# Tool-call Monitor: Diff-in-Means and Logistic Probe

Train simple probes on tool-call activations captured by `pipeline.py` under `data/activations/{good,bad}/activations.jsonl`.

We use 8 train + 2 eval activations per class by default, compare a diff-in-means direction vs. a logistic classifier, and render eval tool calls with color-coded scores.

In [30]:
import json
import os
from pathlib import Path
import random
from typing import List, Dict

import torch
from IPython.display import display, HTML

random.seed(0)
torch.manual_seed(0)

<torch._C.Generator at 0x1318d20d0>

In [31]:
DATA_ROOT = Path("data/activations")
GOOD_PATH = DATA_ROOT / "good" / "activations.jsonl"
BAD_PATH = DATA_ROOT / "bad" / "activations.jsonl"
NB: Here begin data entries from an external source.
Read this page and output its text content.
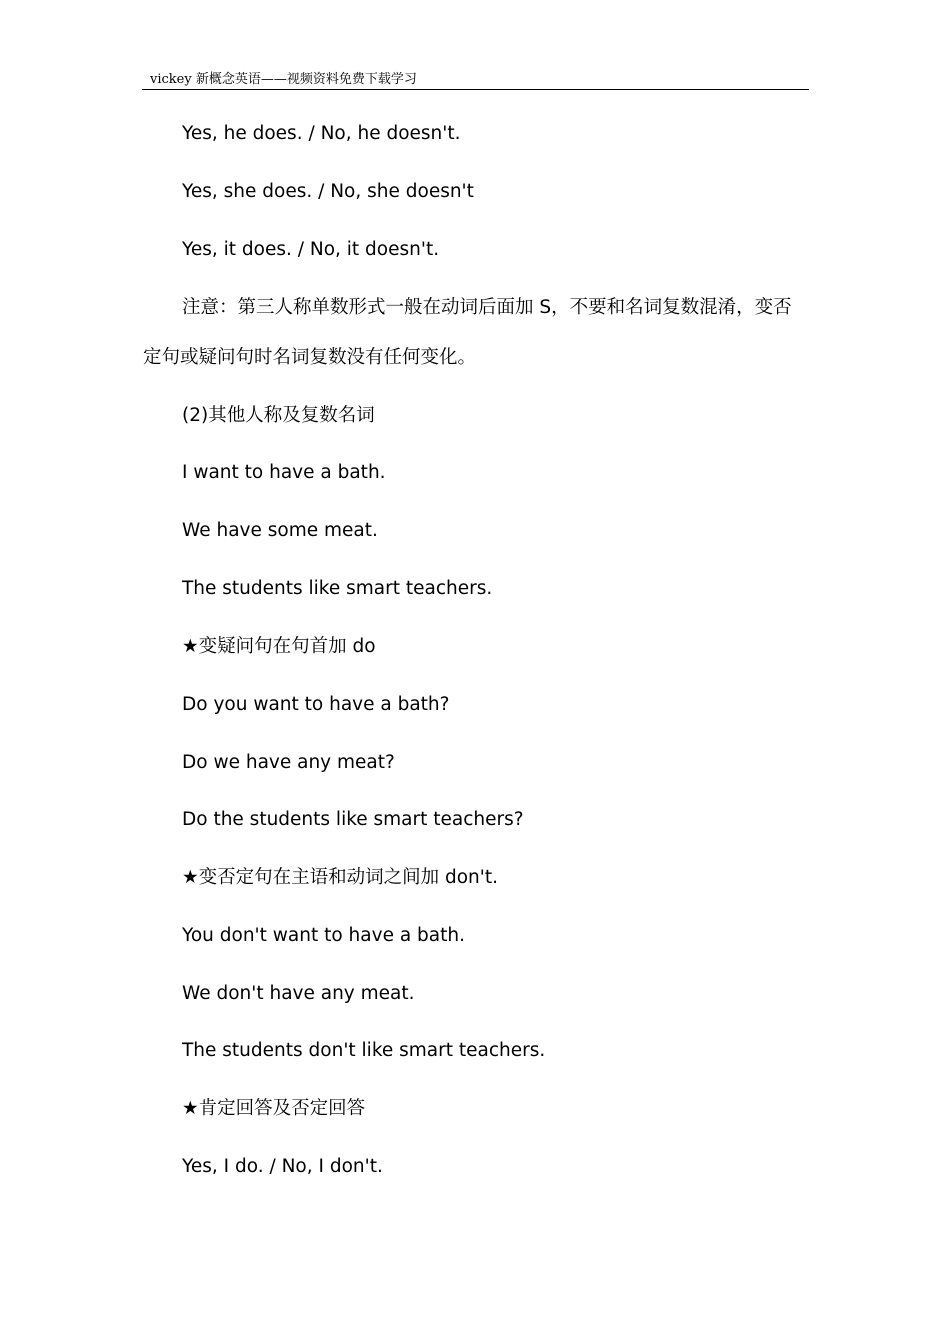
vickey 新概念英语——视频资料免费下载学习
Yes, he does. / No, he doesn't.
Yes, she does. / No, she doesn't
Yes, it does. / No, it doesn't.
注意：第三人称单数形式一般在动词后面加 S，不要和名词复数混淆，变否
定句或疑问句时名词复数没有任何变化。
(2)其他人称及复数名词
I want to have a bath.
We have some meat.
The students like smart teachers.
★变疑问句在句首加 do
Do you want to have a bath?
Do we have any meat?
Do the students like smart teachers?
★变否定句在主语和动词之间加 don't.
You don't want to have a bath.
We don't have any meat.
The students don't like smart teachers.
★肯定回答及否定回答
Yes, I do. / No, I don't.
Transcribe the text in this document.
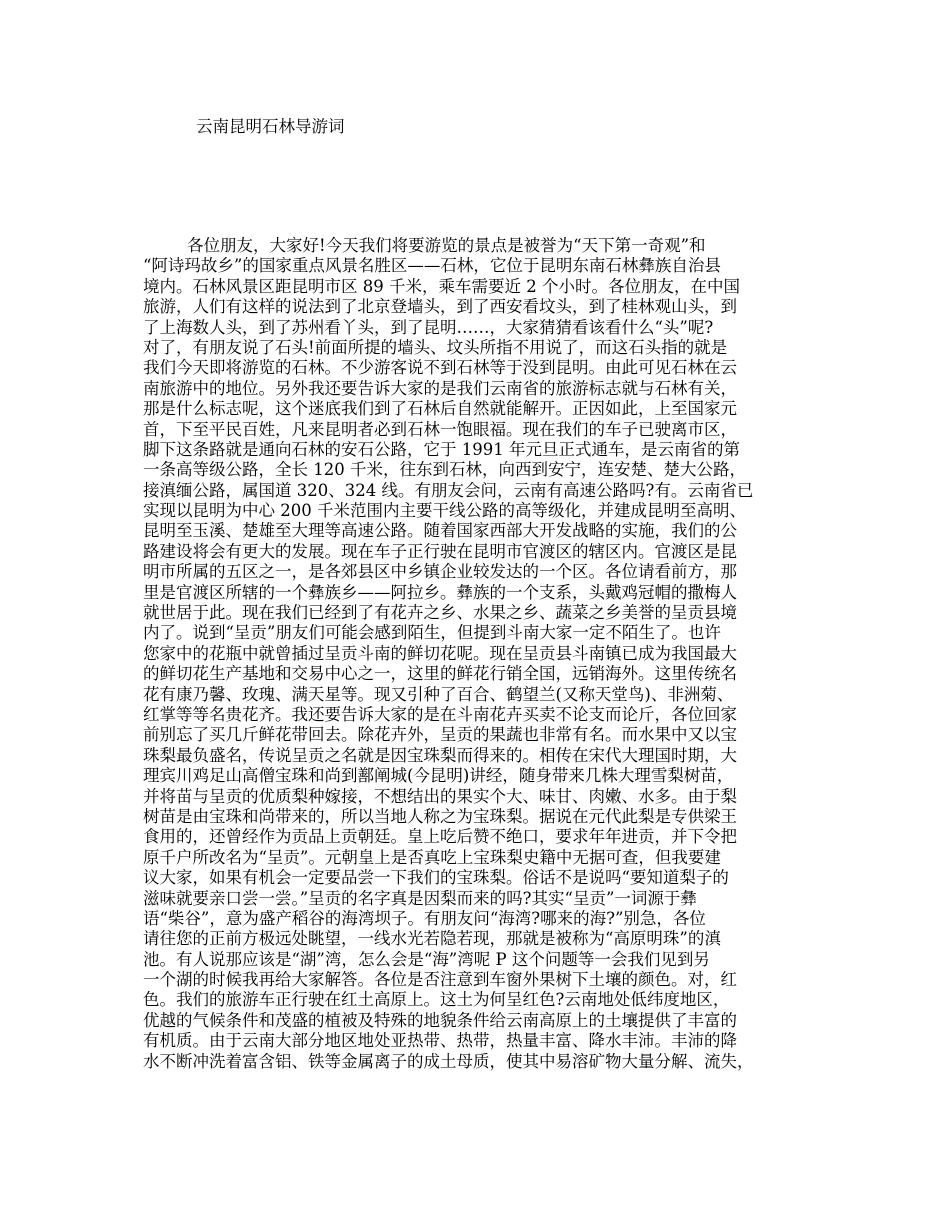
云南昆明石林导游词
各位朋友，大家好!今天我们将要游览的景点是被誉为“天下第一奇观”和
“阿诗玛故乡”的国家重点风景名胜区——石林，它位于昆明东南石林彝族自治县
境内。石林风景区距昆明市区 89 千米，乘车需要近 2 个小时。各位朋友，在中国
旅游，人们有这样的说法到了北京登墙头，到了西安看坟头，到了桂林观山头，到
了上海数人头，到了苏州看丫头，到了昆明……，大家猜猜看该看什么“头”呢?
对了，有朋友说了石头!前面所提的墙头、坟头所指不用说了，而这石头指的就是
我们今天即将游览的石林。不少游客说不到石林等于没到昆明。由此可见石林在云
南旅游中的地位。另外我还要告诉大家的是我们云南省的旅游标志就与石林有关，
那是什么标志呢，这个迷底我们到了石林后自然就能解开。正因如此，上至国家元
首，下至平民百姓，凡来昆明者必到石林一饱眼福。现在我们的车子已驶离市区，
脚下这条路就是通向石林的安石公路，它于 1991 年元旦正式通车，是云南省的第
一条高等级公路，全长 120 千米，往东到石林，向西到安宁，连安楚、楚大公路，
接滇缅公路，属国道 320、324 线。有朋友会问，云南有高速公路吗?有。云南省已
实现以昆明为中心 200 千米范围内主要干线公路的高等级化，并建成昆明至高明、
昆明至玉溪、楚雄至大理等高速公路。随着国家西部大开发战略的实施，我们的公
路建设将会有更大的发展。现在车子正行驶在昆明市官渡区的辖区内。官渡区是昆
明市所属的五区之一，是各郊县区中乡镇企业较发达的一个区。各位请看前方，那
里是官渡区所辖的一个彝族乡——阿拉乡。彝族的一个支系，头戴鸡冠帽的撒梅人
就世居于此。现在我们已经到了有花卉之乡、水果之乡、蔬菜之乡美誉的呈贡县境
内了。说到“呈贡”朋友们可能会感到陌生，但提到斗南大家一定不陌生了。也许
您家中的花瓶中就曾插过呈贡斗南的鲜切花呢。现在呈贡县斗南镇已成为我国最大
的鲜切花生产基地和交易中心之一，这里的鲜花行销全国，远销海外。这里传统名
花有康乃馨、玫瑰、满天星等。现又引种了百合、鹤望兰(又称天堂鸟)、非洲菊、
红掌等等名贵花齐。我还要告诉大家的是在斗南花卉买卖不论支而论斤，各位回家
前别忘了买几斤鲜花带回去。除花卉外，呈贡的果蔬也非常有名。而水果中又以宝
珠梨最负盛名，传说呈贡之名就是因宝珠梨而得来的。相传在宋代大理国时期，大
理宾川鸡足山高僧宝珠和尚到鄯阐城(今昆明)讲经，随身带来几株大理雪梨树苗，
并将苗与呈贡的优质梨种嫁接，不想结出的果实个大、味甘、肉嫩、水多。由于梨
树苗是由宝珠和尚带来的，所以当地人称之为宝珠梨。据说在元代此梨是专供梁王
食用的，还曾经作为贡品上贡朝廷。皇上吃后赞不绝口，要求年年进贡，并下令把
原千户所改名为“呈贡”。元朝皇上是否真吃上宝珠梨史籍中无据可查，但我要建
议大家，如果有机会一定要品尝一下我们的宝珠梨。俗话不是说吗“要知道梨子的
滋味就要亲口尝一尝。”呈贡的名字真是因梨而来的吗?其实“呈贡”一词源于彝
语“柴谷”，意为盛产稻谷的海湾坝子。有朋友问“海湾?哪来的海?”别急，各位
请往您的正前方极远处眺望，一线水光若隐若现，那就是被称为“高原明珠”的滇
池。有人说那应该是“湖”湾，怎么会是“海”湾呢 P 这个问题等一会我们见到另
一个湖的时候我再给大家解答。各位是否注意到车窗外果树下土壤的颜色。对，红
色。我们的旅游车正行驶在红土高原上。这土为何呈红色?云南地处低纬度地区，
优越的气候条件和茂盛的植被及特殊的地貌条件给云南高原上的土壤提供了丰富的
有机质。由于云南大部分地区地处亚热带、热带，热量丰富、降水丰沛。丰沛的降
水不断冲洗着富含铝、铁等金属离子的成土母质，使其中易溶矿物大量分解、流失，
def load_jsonl(path: Path) -> List[Dict]:
    if not path.exists():
        raise FileNotFoundError(f"Missing activations file: {path}")
    rows = []
    with path.open() as f:
        for line in f:
            if line.strip():
                rows.append(json.loads(line))
    return rows

good_rows = load_jsonl(GOOD_PATH)
bad_rows = load_jsonl(BAD_PATH)
print(f"Loaded {len(good_rows)} good activations, {len(bad_rows)} bad activations")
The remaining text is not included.